Serbiens Staatspräsident Aleksandar Vučić empfing in der vergangenen Woche den ukrainischen Präsidenten Wolodymyr Selenskyj in Belgrad. Die ukrainische Diplomatie sprach offen davon, einen Keil zwischen Serbien und Russland treiben zu wollen; in Kiew war gar von einer “Ohrfeige für die Russen” die Rede.
Dadurch wird scheinbar Unmögliches möglich – westliche Medien und Propagandisten reißen sich plötzlich um Interviews mit Vučić. Auch Mathias Döpfner, Vorstandsvorsitzender von Axel Springer, nutzte die Gelegenheit und lud den serbischen Staatschef zu seinem Podcast “MD Meets” ein. Doch statt der erhofften Reue eines zur Russland-Abkehr und “europäischen Solidarität” Bekehrten, nutzte Vučić das Gespräch erneut – wie schon mehrfach in der Vergangenheit – für deutliche Warnungen vor einem großen europäischen Krieg:
“Ich glaube, dass wir am Anfang eines größeren Krieges stehen. Und deshalb hatte ich gehofft, dass inzwischen jemand anderes etwas getan hätte, um Frieden zu schaffen. Das ist nicht geschehen, und es wird auch nicht bald geschehen, was bedeutet, dass wir am Rande eines viel, viel größeren Krieges stehen.”

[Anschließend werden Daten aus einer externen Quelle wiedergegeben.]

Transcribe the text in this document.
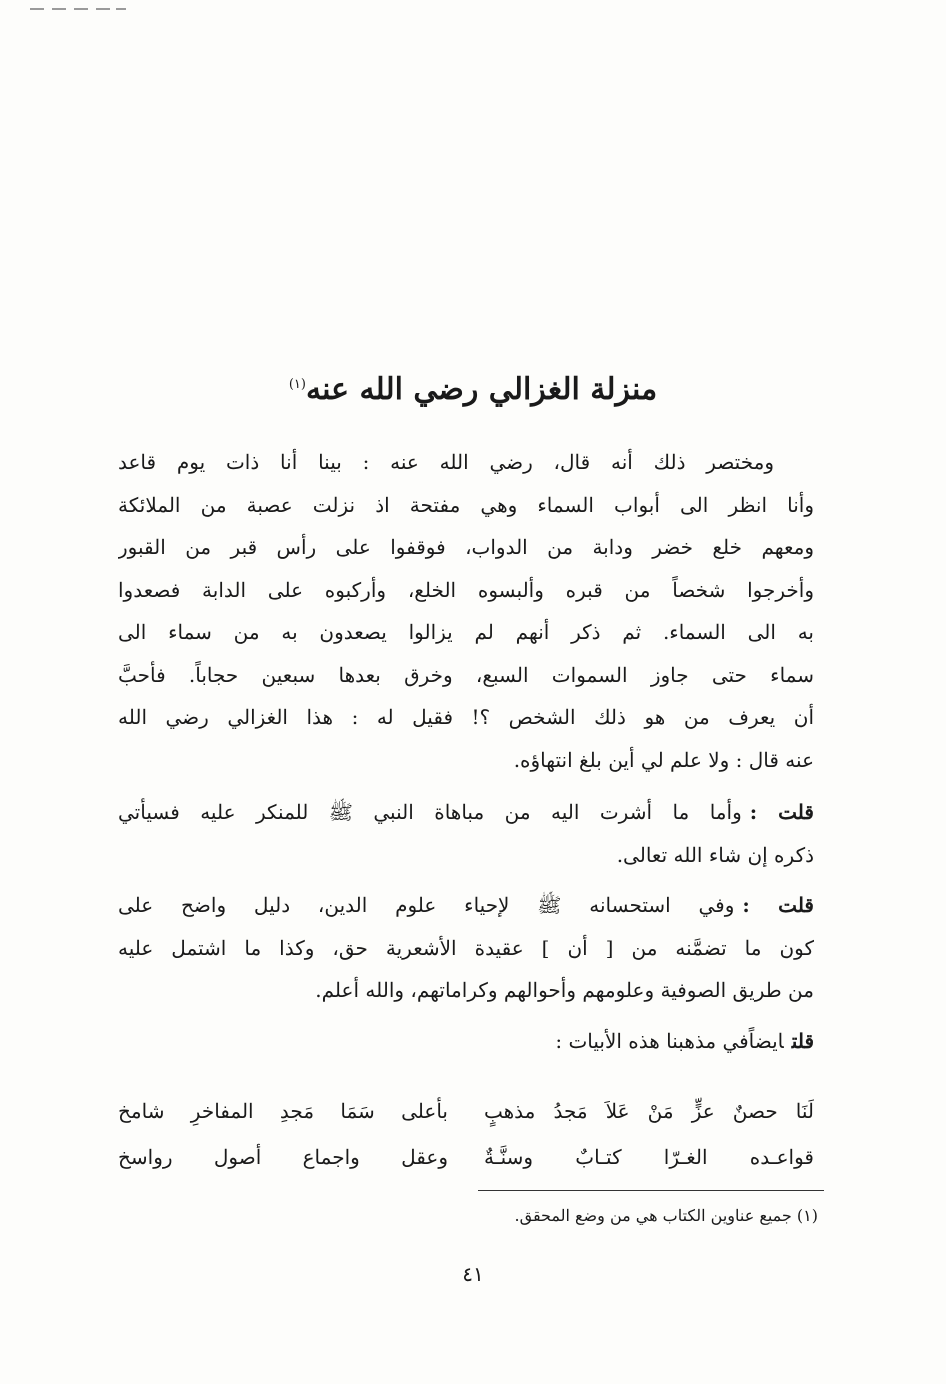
منزلة الغزالي رضي الله عنه$^{(١)}$
ومختصر ذلك أنه قال، رضي الله عنه : بينا أنا ذات يوم قاعد
وأنا انظر الى أبواب السماء وهي مفتحة اذ نزلت عصبة من الملائكة
ومعهم خلع خضر ودابة من الدواب، فوقفوا على رأس قبر من القبور
وأخرجوا شخصاً من قبره وألبسوه الخلع، وأركبوه على الدابة فصعدوا
به الى السماء. ثم ذكر أنهم لم يزالوا يصعدون به من سماء الى
سماء حتى جاوز السموات السبع، وخرق بعدها سبعين حجاباً. فأحبَّ
أن يعرف من هو ذلك الشخص ؟! فقيل له : هذا الغزالي رضي الله
عنه قال : ولا علم لي أين بلغ انتهاؤه.
قلت :وأما ما أشرت اليه من مباهاة النبي ﷺ للمنكر عليه فسيأتي
ذكره إن شاء الله تعالى.
قلت :وفي استحسانه ﷺ لإحياء علوم الدين، دليل واضح على
كون ما تضمَّنه من [ أن ] عقيدة الأشعرية حق، وكذا ما اشتمل عليه
من طريق الصوفية وعلومهم وأحوالهم وكراماتهم، والله أعلم.
قلتايضاًفي مذهبنا هذه الأبيات :
لَنَا حصنٌ عزٍّ مَنْ عَلاَ مَجدُ مذهبٍ
بأعلى سَمَا مَجدِ المفاخرِ شامخ
قواعـده الغـرّا كتـابٌ وسنَّـةٌ
وعقل واجماع أصول رواسخ
(١) جميع عناوين الكتاب هي من وضع المحقق.
٤١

Der serbische Präsident warnte zudem vor der Hoffnung auf einen leichten Sieg über Russland in der Ukraine:
“Ich würde nicht auf die völlige Erschöpfung der russischen Truppen warten. Ich würde nicht auf einen bestimmten Zeitpunkt warten, an dem wir glauben, dass Russland durch diesen Krieg in der Ukraine deutlich schwächer werden wird. Ich weiß nicht, wie man gegen Russland gewinnen kann, denn ich glaube nicht, dass das leicht geschehen wird. Denn letztlich ist Russland eine Atommacht und kann nicht ohne Weiteres von irgendjemandem angegriffen werden. Und wir brauchen eine Kompromisslösung, nicht die Niederlage irgendeiner Seite.”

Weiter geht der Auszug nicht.